Untunglah Surya Lelana cepat
dapat menekan perasaan. Walaupun
hatinya amat sedih setelah tahu gadis
ini adiknya sendiri, ia melangkah
menghampiri sambil meletakkan telapak
tangannya di atas pundak.
“Adikku, oh.... maafkanlah
aku.... yang tidak tahu....”
Dewi Sritanjung tidak menjawab,
hanya menangis sesenggukan. Laksamana
Nala dan isterinya memandang mereka
dengan heran. Dalam hati bertanya, apa
yang sudah terjadi?
Di antara mereka yang hadir hanya
Gajah Mada yang tahu sebabnya. Katanya
dengan nada penuh sabar, “Anakku,
hidup manusia ini takkan lepas dari
garis yang sudah ditetapkan oleh Yang
Maha Tinggi. Manusia yang bijaksana,
karena merasa hidupnya dikuasai dan
ada yang memberi hidup, akan menerima
hidupnya ini secara wajar, dan apa
adanya. Karena dengan cara itu
hidupnya akan dijauhkan dari rasa
sesal atau kecewa. Dan menerima apa
adanya karena sadar hidupnya sesuai
dengan garis yang sudah ditentukan
oleh Dewata Yang Agung.”
Gajah Mada berhenti sejenak,
lalu, “Anakku, lupakanlah apa yang
sudah terjadi. Jangan kau tengok apa
yang sudah kau lalui. Ketahuilah,
hidup adalah saat ini. Sekarang, bukan
kemarin, bukan tadi dan bukan pula
esok pagi atau nanti. Yang lalu
biarlah berlalu, yang belum jangan
dipikir. Bersyukurlah kalian kepada
Dewata Yang Agung, kita dipertemukan
dan dapat berkumpul kembali masih
dalam keadaan selamat tidak kurang
satu apa.”
Sekalipun Gajah Mada mengucapkan
kata-kata yang samar-samar, Laksamana
Nala sudah dapat menduga apa yang
terjadi antara Dewi Sritanjung dengan
Surya Lelana. Bahwa saudara seayah
lain ibu itu, karena tidak tahu, sudah
menjalin cinta kasih. Diam-diam Nala
menyesal sekali, mengapa bisa terjadi
seperti ini. Tetapi apa harus dikata,
justru tidak tahu? Masih untung dua
anak muda ini pada saat sudah genting
dapat mengetahui keadaan yang
sebenarnya.
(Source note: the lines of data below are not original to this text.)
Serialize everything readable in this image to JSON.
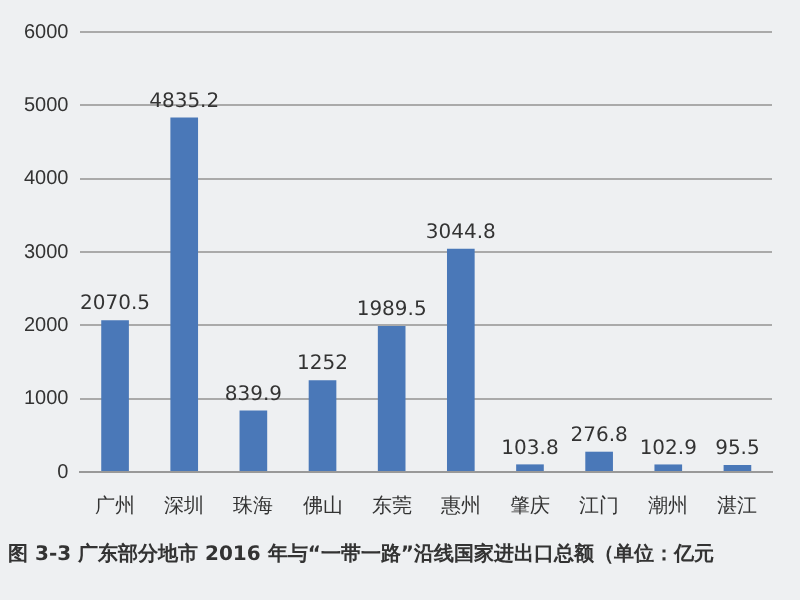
{
  "chart_data": {
    "type": "bar",
    "categories": [
      "广州",
      "深圳",
      "珠海",
      "佛山",
      "东莞",
      "惠州",
      "肇庆",
      "江门",
      "潮州",
      "湛江"
    ],
    "values": [
      2070.5,
      4835.2,
      839.9,
      1252,
      1989.5,
      3044.8,
      103.8,
      276.8,
      102.9,
      95.5
    ],
    "color": "#4a78b8",
    "ylim": [
      0,
      6000
    ],
    "yticks": [
      0,
      1000,
      2000,
      3000,
      4000,
      5000,
      6000
    ],
    "grid": "y",
    "data_labels": true,
    "annotations": [
      "图 3-3  广东部分地市 2016 年与“一带一路”沿线国家进出口总额（单位：亿元"
    ]
  }
}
Mereka belum terlanjur.
Baik Nala maupun isterinya
kemudian menghibur pula dengan petun-
juk yang berharga. Dewi Sritanjung
hanya dapat menangis sesenggukkan di
dada ibunya. Tidak tahu apa yang harus
ia lakukan, menghadapi peristiwa yang
tidak pernah ia duga dan harapkan itu.
Akhirnya terhibur juga hati Dewi
Sritanjung setelah mendapat nasihat
dan bujukan dari ayah, ibu, Gajah Mada
dan isterinya. Setelah dianggap cukup,
kemudian diboyonglah Dewi Sritanjung
ke rumah kediaman Laksamana Nala.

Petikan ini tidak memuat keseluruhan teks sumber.